Today was my first big-girl job interview.
I'd had to interview before, but since the positions weren't in New York City, the interviews weren't nearly as intimidating as this one.
I got dressed, made sure I didn't have anything in my teeth, and headed to the R train. When I started walking I felt something poking my foot in my shoe. Not a big deal, I thought, it's probably just a small pebble or something.
I sat down on the disgusting subway bench in my freshly ironed interview clothes, and took off my shoe.
OH man. Blood. Everywhere. All over my foot, all over my shoe. Hm. How did this happen?
Let's flash back to the day earlier when I had forcefully opened my refrigerator (I was hungry, don't judge) and my butter dish had fallen out and shattered everywhere. Apparently, a small shard of the glass ended up in my interview shoe. And then in my foot.
So I'm sitting, shoeless, on this bench, digging around in my bloody foot to try to get this shard of glass out, and the cut just keeps getting bigger and deeper. Finally I'm able to pin this thing between my nails and get it out. But by that time, this tiny little cut had become a real gusher. Do I have any napkins? Nope. Tissues? Nope. So I had to put my shoe on. I could feel the blood pooling in the bottom of it. I'm fully convinced that these things don't happen to normal people.
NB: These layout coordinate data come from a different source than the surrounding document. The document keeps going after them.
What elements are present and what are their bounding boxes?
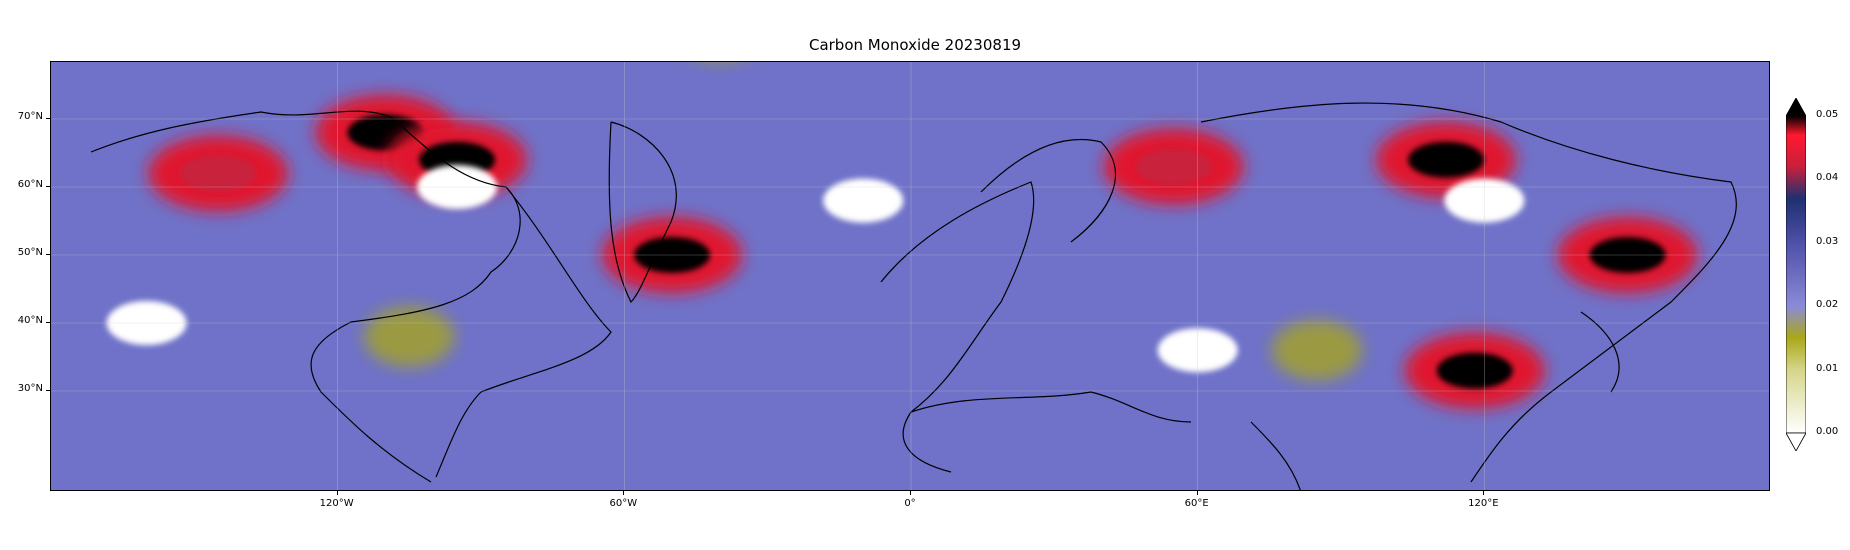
colorbar-tick-label: 0.00 <box>1816 426 1839 437</box>
colorbar-tick-label: 0.01 <box>1816 362 1839 374</box>
gridlines <box>51 62 1769 490</box>
lon-tick-label: 0° <box>904 498 916 509</box>
coastline-japan <box>1580 311 1620 393</box>
lat-tick-label: 60°N <box>17 179 43 190</box>
colorbar-tick-label: 0.04 <box>1816 172 1839 184</box>
low-co-area-0 <box>364 306 455 367</box>
co-concentration-map[interactable] <box>50 61 1770 491</box>
lon-tick-label: 60°E <box>1184 498 1209 509</box>
colorbar <box>1785 97 1807 452</box>
lon-tick-mark <box>623 491 625 495</box>
coastline-india <box>1250 421 1301 490</box>
no-data-area-2 <box>823 178 904 223</box>
lat-tick-label: 30°N <box>17 383 43 394</box>
lat-tick-mark <box>46 390 50 391</box>
lon-tick-mark <box>1483 491 1485 495</box>
lat-tick-mark <box>46 186 50 187</box>
colorbar-gradient <box>1785 115 1807 434</box>
lon-tick-mark <box>1196 491 1198 495</box>
coastline-europe <box>880 181 1035 473</box>
map-canvas <box>51 62 1769 490</box>
low-co-areas <box>364 306 1363 381</box>
lon-tick-mark <box>910 491 911 495</box>
lon-tick-label: 60°W <box>609 498 638 509</box>
colorbar-tick-label: 0.03 <box>1816 235 1839 247</box>
colorbar-min-extension <box>1785 432 1807 452</box>
coastline-east-north-america <box>435 186 612 478</box>
coastline-asia <box>1200 102 1737 483</box>
coastline-scandinavia <box>980 138 1117 243</box>
colorbar-max-extension <box>1785 97 1807 117</box>
lon-tick-mark <box>336 491 338 495</box>
coastline-north-america <box>90 110 521 483</box>
colorbar-tick-label: 0.02 <box>1816 299 1839 311</box>
co-plume-6 <box>1404 332 1545 409</box>
lon-tick-label: 120°E <box>1468 498 1499 509</box>
coastline-greenland <box>608 121 677 304</box>
lat-tick-label: 40°N <box>17 315 43 326</box>
map-title: Carbon Monoxide 20230819 <box>808 36 1022 54</box>
coastlines <box>90 102 1737 490</box>
colorbar-tick-label: 0.05 <box>1816 109 1839 120</box>
lat-tick-mark <box>46 254 50 255</box>
lat-tick-mark <box>46 118 50 119</box>
lat-tick-label: 70°N <box>17 111 43 122</box>
co-plume-3 <box>1103 128 1244 205</box>
coastline-mediterranean <box>910 391 1192 423</box>
lat-tick-mark <box>46 322 50 323</box>
lat-tick-label: 50°N <box>17 247 43 258</box>
low-co-area-1 <box>1272 320 1363 381</box>
lon-tick-label: 120°W <box>319 498 354 509</box>
co-plume-7 <box>148 135 289 212</box>
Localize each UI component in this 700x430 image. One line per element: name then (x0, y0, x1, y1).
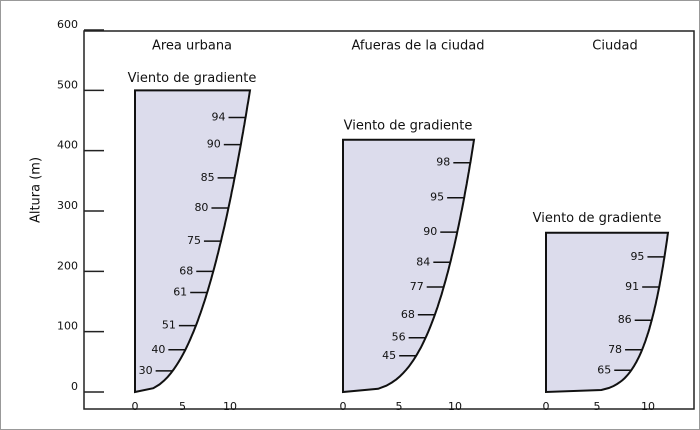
level-label: 94 (212, 110, 226, 123)
panel-title: Afueras de la ciudad (351, 39, 484, 54)
level-label: 51 (162, 319, 176, 332)
panel-title: Area urbana (152, 39, 232, 54)
level-label: 56 (392, 331, 406, 344)
y-tick-label: 100 (57, 320, 78, 333)
level-label: 68 (179, 264, 193, 277)
level-label: 65 (597, 363, 611, 376)
y-axis-label: Altura (m) (29, 157, 44, 223)
level-label: 80 (194, 201, 208, 214)
level-label: 85 (201, 171, 215, 184)
level-label: 40 (151, 343, 165, 356)
frame (83, 30, 695, 410)
level-label: 45 (382, 349, 396, 362)
x-tick-label: 0 (543, 400, 550, 413)
top-label: Viento de gradiente (533, 211, 662, 226)
panel-title: Ciudad (592, 39, 637, 54)
level-label: 90 (423, 225, 437, 238)
top-label: Viento de gradiente (128, 71, 257, 86)
level-label: 95 (430, 191, 444, 204)
y-tick-label: 600 (57, 18, 78, 31)
y-tick-label: 200 (57, 259, 78, 272)
level-label: 98 (436, 156, 450, 169)
level-label: 91 (625, 280, 639, 293)
level-label: 77 (410, 280, 424, 293)
level-label: 61 (173, 285, 187, 298)
level-label: 86 (618, 313, 632, 326)
x-tick-label: 5 (179, 400, 186, 413)
level-label: 95 (630, 250, 644, 263)
y-tick-label: 0 (71, 380, 78, 393)
level-label: 30 (139, 364, 153, 377)
y-tick-label: 400 (57, 139, 78, 152)
wind-profile (134, 89, 252, 394)
level-label: 68 (401, 308, 415, 321)
level-label: 90 (207, 138, 221, 151)
y-tick-label: 300 (57, 199, 78, 212)
x-tick-label: 0 (340, 400, 347, 413)
level-label: 75 (187, 234, 201, 247)
x-tick-label: 10 (641, 400, 655, 413)
y-tick-label: 500 (57, 78, 78, 91)
level-label: 84 (416, 255, 430, 268)
wind-profile (545, 231, 670, 394)
level-label: 78 (608, 343, 622, 356)
x-tick-label: 0 (132, 400, 139, 413)
x-tick-label: 10 (448, 400, 462, 413)
x-tick-label: 5 (594, 400, 601, 413)
top-label: Viento de gradiente (344, 118, 473, 133)
x-tick-label: 10 (223, 400, 237, 413)
x-tick-label: 5 (396, 400, 403, 413)
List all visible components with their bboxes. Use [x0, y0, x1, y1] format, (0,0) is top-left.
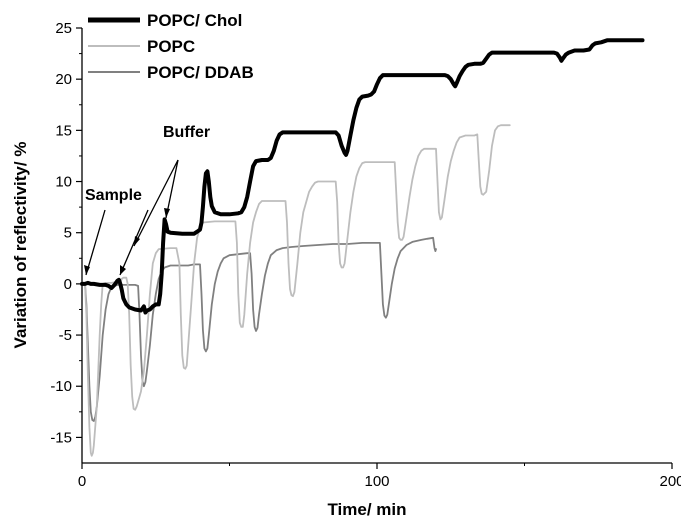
annotation-buffer-arrow [165, 159, 179, 219]
legend-item-popc: POPC [88, 37, 195, 56]
y-tick-label: 25 [55, 20, 72, 37]
series-line-popc [81, 124, 511, 457]
y-tick-label: -5 [59, 327, 72, 344]
y-axis-title: Variation of reflectivity/ % [11, 142, 30, 349]
x-ticks: 0 100 200 [78, 463, 681, 490]
annotation-sample-arrowhead [84, 265, 90, 275]
plot-area: -15 -10 -5 0 5 10 15 20 25 0 100 200 [50, 20, 681, 490]
y-tick-label: 15 [55, 122, 72, 139]
legend-label-popc-chol: POPC/ Chol [147, 11, 242, 30]
x-axis-title: Time/ min [327, 500, 406, 519]
y-tick-label: 5 [64, 225, 72, 242]
annotation-sample-arrowhead-2 [120, 265, 126, 275]
x-tick-label: 200 [659, 473, 681, 490]
x-tick-label: 0 [78, 473, 86, 490]
series-line-popc-ddab [81, 236, 437, 422]
legend-item-popc-ddab: POPC/ DDAB [88, 63, 254, 82]
annotation-sample-arrow-2 [119, 209, 149, 276]
annotation-buffer-arrowhead-2 [134, 236, 140, 246]
x-tick-label: 100 [364, 473, 389, 490]
y-ticks: -15 -10 -5 0 5 10 15 20 25 [50, 20, 82, 446]
series-layer [80, 38, 645, 457]
y-tick-label: -15 [50, 429, 72, 446]
annotation-buffer: Buffer [163, 124, 210, 141]
annotation-buffer-arrowhead [164, 208, 170, 218]
legend-label-popc: POPC [147, 37, 195, 56]
legend-item-popc-chol: POPC/ Chol [88, 11, 242, 30]
annotations: Sample Buffer [84, 124, 210, 276]
y-tick-label: -10 [50, 378, 72, 395]
y-tick-label: 10 [55, 174, 72, 191]
series-line-popc-chol [80, 38, 645, 315]
legend: POPC/ Chol POPC POPC/ DDAB [88, 11, 254, 82]
annotation-sample-arrow [85, 209, 106, 276]
y-tick-label: 0 [64, 276, 72, 293]
annotation-sample: Sample [85, 187, 142, 204]
y-tick-label: 20 [55, 71, 72, 88]
annotation-buffer-arrow-2 [133, 159, 179, 247]
legend-label-popc-ddab: POPC/ DDAB [147, 63, 254, 82]
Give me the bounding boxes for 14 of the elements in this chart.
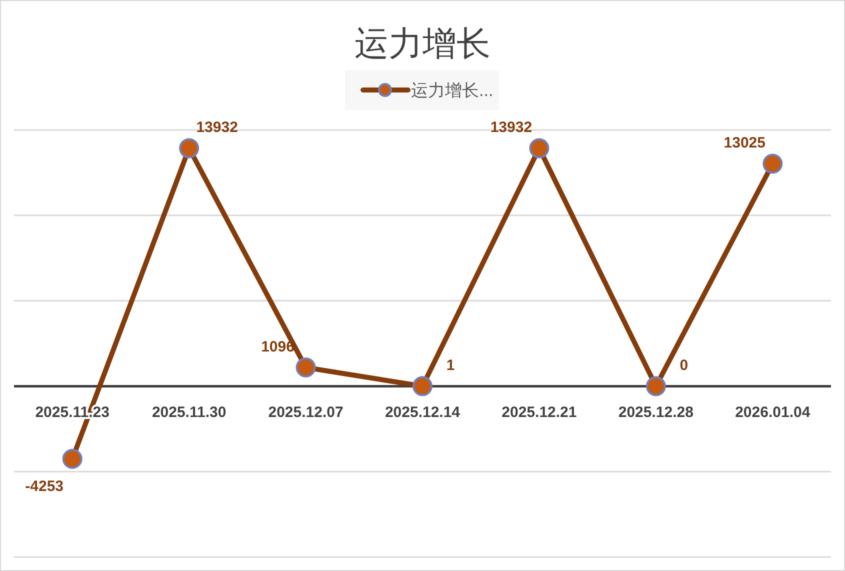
- x-tick-label: 2026.01.04: [735, 404, 811, 422]
- x-tick-label: 2025.12.28: [618, 404, 694, 422]
- x-tick-label: 2025.12.07: [268, 404, 344, 422]
- data-label: 13932: [196, 119, 238, 136]
- x-tick-label: 2025.11.30: [152, 404, 226, 422]
- data-label: 0: [680, 357, 688, 374]
- data-label: 1: [446, 357, 455, 374]
- data-label: -4253: [25, 478, 64, 495]
- data-label: 13025: [724, 134, 766, 152]
- x-tick-label: 2025.12.21: [502, 404, 577, 422]
- x-tick-label: 2025.12.14: [384, 404, 461, 422]
- legend-label: 运力增长...: [411, 81, 494, 100]
- data-label: 13932: [490, 119, 532, 136]
- chart-title: 运力增长: [354, 25, 490, 63]
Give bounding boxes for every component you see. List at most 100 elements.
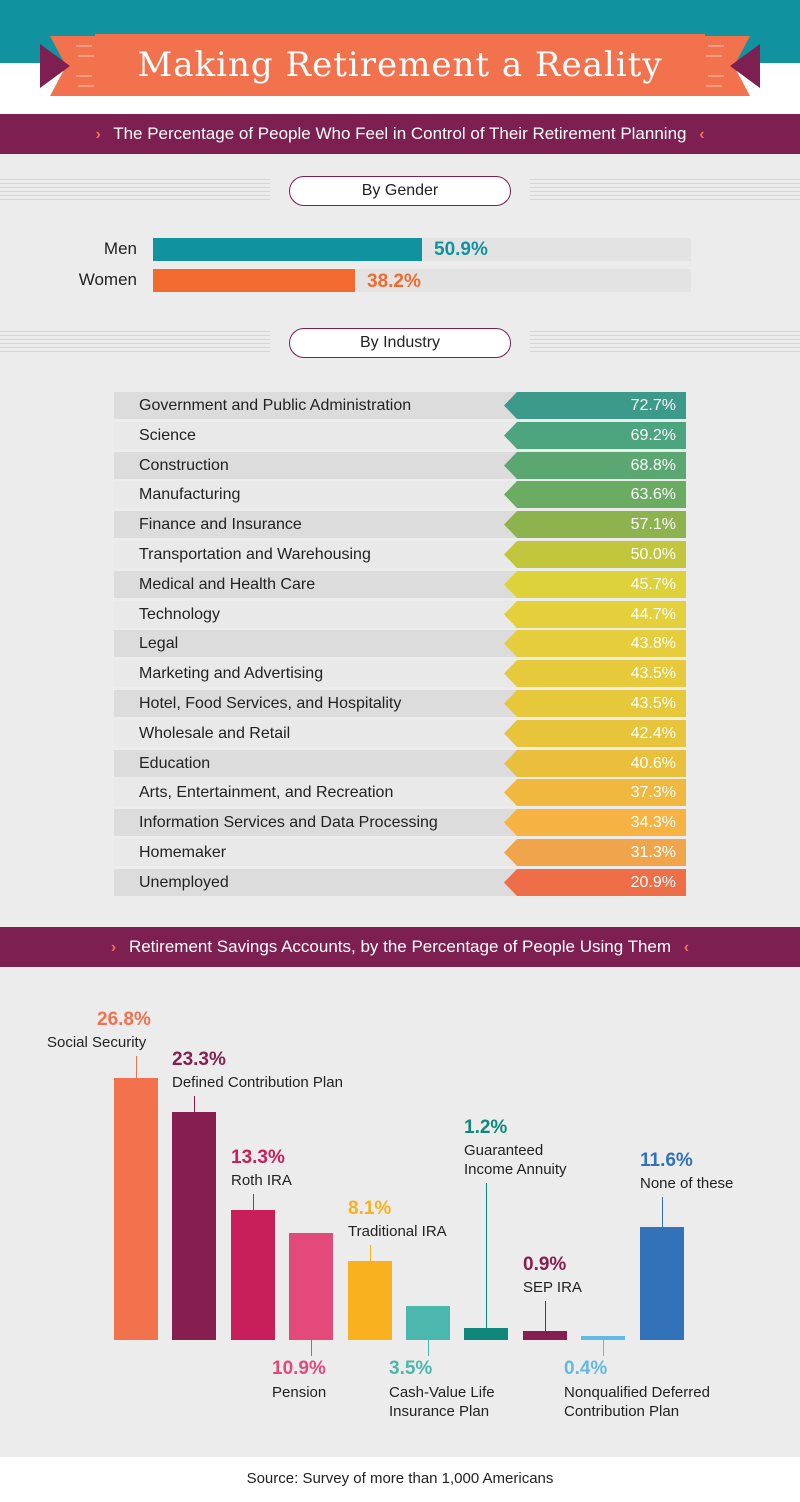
chevron-right-icon: › <box>110 939 117 956</box>
industry-value: 42.4% <box>630 725 676 742</box>
account-bar <box>581 1336 625 1340</box>
account-category-label: Defined Contribution Plan <box>172 1074 343 1091</box>
accounts-chart: 26.8% Social Security 23.3% Defined Contrib… <box>0 967 800 1457</box>
account-bar <box>640 1227 684 1340</box>
industry-value-tag: 57.1% <box>504 511 686 538</box>
industry-label: Marketing and Advertising <box>139 665 324 682</box>
industry-row: Wholesale and Retail 42.4% <box>114 720 686 747</box>
industry-value-tag: 34.3% <box>504 809 686 836</box>
industry-value-tag: 50.0% <box>504 541 686 568</box>
account-value-label: 10.9% <box>272 1358 326 1379</box>
industry-value: 20.9% <box>630 874 676 891</box>
gender-value-women: 38.2% <box>367 271 421 292</box>
industry-label: Science <box>139 427 196 444</box>
account-bar <box>289 1233 333 1340</box>
industry-row: Education 40.6% <box>114 750 686 777</box>
section-heading-accounts: › Retirement Savings Accounts, by the Pe… <box>0 927 800 967</box>
account-bar <box>464 1328 508 1340</box>
industry-row: Hotel, Food Services, and Hospitality 43.… <box>114 690 686 717</box>
label-leader-line <box>194 1096 195 1112</box>
industry-value-tag: 68.8% <box>504 452 686 479</box>
industry-value-tag: 69.2% <box>504 422 686 449</box>
industry-value: 43.5% <box>630 665 676 682</box>
industry-row: Information Services and Data Processing… <box>114 809 686 836</box>
account-category-label: None of these <box>640 1175 734 1192</box>
account-category-label: Traditional IRA <box>348 1223 447 1240</box>
industry-label: Transportation and Warehousing <box>139 546 371 563</box>
industry-value-tag: 72.7% <box>504 392 686 419</box>
gender-value-men: 50.9% <box>434 239 488 260</box>
industry-label: Government and Public Administration <box>139 397 412 414</box>
gender-label-women: Women <box>78 270 137 289</box>
label-leader-line <box>136 1056 137 1078</box>
account-bar <box>348 1261 392 1340</box>
industry-value-tag: 44.7% <box>504 601 686 628</box>
source-note: Source: Survey of more than 1,000 Americ… <box>246 1470 554 1487</box>
account-bar <box>406 1306 450 1340</box>
industry-value-tag: 37.3% <box>504 779 686 806</box>
account-category-label: Roth IRA <box>231 1172 292 1189</box>
industry-value: 31.3% <box>630 844 676 861</box>
account-value-label: 11.6% <box>640 1150 693 1171</box>
label-leader-line <box>428 1340 429 1356</box>
industry-value: 69.2% <box>630 427 676 444</box>
gender-pill: By Gender <box>289 176 511 206</box>
account-category-label: Social Security <box>47 1034 147 1051</box>
industry-value: 57.1% <box>630 516 676 533</box>
industry-row: Science 69.2% <box>114 422 686 449</box>
divider-stripes <box>0 179 270 203</box>
account-bar <box>231 1210 275 1340</box>
account-value-label: 26.8% <box>97 1009 151 1030</box>
industry-value: 72.7% <box>630 397 676 414</box>
account-value-label: 3.5% <box>389 1358 433 1379</box>
industry-row: Construction 68.8% <box>114 452 686 479</box>
industry-label: Hotel, Food Services, and Hospitality <box>139 695 402 712</box>
industry-label: Homemaker <box>139 844 227 861</box>
gender-label-men: Men <box>103 239 137 258</box>
account-category-label: Contribution Plan <box>564 1403 680 1420</box>
industry-value-tag: 42.4% <box>504 720 686 747</box>
ribbon-right-tail <box>700 36 760 96</box>
divider-stripes <box>530 179 800 203</box>
section-heading-text: The Percentage of People Who Feel in Con… <box>113 124 687 143</box>
industry-value: 68.8% <box>630 457 676 474</box>
industry-value: 43.8% <box>630 635 676 652</box>
industry-value: 45.7% <box>630 576 676 593</box>
label-leader-line <box>603 1340 604 1356</box>
industry-label: Legal <box>139 635 179 652</box>
gender-bar-men <box>153 238 422 261</box>
chevron-left-icon: ‹ <box>699 126 705 143</box>
divider-stripes <box>530 331 800 355</box>
account-value-label: 13.3% <box>231 1147 285 1168</box>
ribbon-left-tail <box>40 36 100 96</box>
account-value-label: 8.1% <box>348 1198 392 1219</box>
label-leader-line <box>545 1301 546 1331</box>
industry-value-tag: 63.6% <box>504 481 686 508</box>
title-ribbon <box>95 34 705 96</box>
account-category-label: Guaranteed <box>464 1142 544 1159</box>
account-category-label: SEP IRA <box>523 1279 582 1296</box>
industry-value: 43.5% <box>630 695 676 712</box>
industry-row: Homemaker 31.3% <box>114 839 686 866</box>
account-bar <box>114 1078 158 1340</box>
account-category-label: Cash-Value Life <box>389 1384 495 1401</box>
industry-row: Government and Public Administration 72.7… <box>114 392 686 419</box>
industry-value-tag: 31.3% <box>504 839 686 866</box>
industry-value: 44.7% <box>630 606 676 623</box>
account-category-label: Insurance Plan <box>389 1403 490 1420</box>
industry-row: Medical and Health Care 45.7% <box>114 571 686 598</box>
industry-value-tag: 43.5% <box>504 690 686 717</box>
industry-label: Information Services and Data Processing <box>139 814 438 831</box>
section-heading-text: Retirement Savings Accounts, by the Perc… <box>128 937 672 956</box>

I make it to my interview, bloody foot and all. I felt like Curt Schilling, minus the sock.
So...
The job pays $28,000 a year.
Assuming I get it (which I'm only hypothetically doing, since they were interviewing tons of candidates) I would have to give up the following things to exist on that kind of salary:
1) Manhattan. I'd have to move to Brooklyn or Queens. Could I do it? Maybe, I've never actually been to Queens, but I don't own anything plaid so I'd stick out in Brooklyn.
2) Food. On a meager salary like the one listed above, I would not only have to give up dining out (not a huge problem, I cook most of the time anyways), but I would have to give up eating in general. Fresh fruits and veggies? Psh- not anymore.
3) My smart phone. This one really kills me. It might kill me more than moving out of Manhattan. Because what will I do with myself if I'm wondering something and can't instantly google the answer? Or if I get lost and I can get directions sent to my phone? How would I function? Anyone want to start a family plan with me?
4) Drinking. Well, not really. I'd just have to wear more low-cut shirts when I go out, and then I wouldn't have to pay for it. But I really prefer cardigans and tee shirts to sparkly, low-cut tops.
Is it worth it?
I think so.
The place seems great- it's a trade magazine run by nice women who are looking for people to join their editorial team, transcribe interviews, do the bitch work, etc. And would I mind doing it? Not at all- in fact, I'd be glad to. Because I'd suck it up and transcribe for hours to be in an environment where I'm happy. And because sometimes, you just have to suck it up and transcribe anyways.
I'll find out if I've landed a second interview by Friday. Let's hope so, because this is the most promising, if most fiscally challenging, lead so far.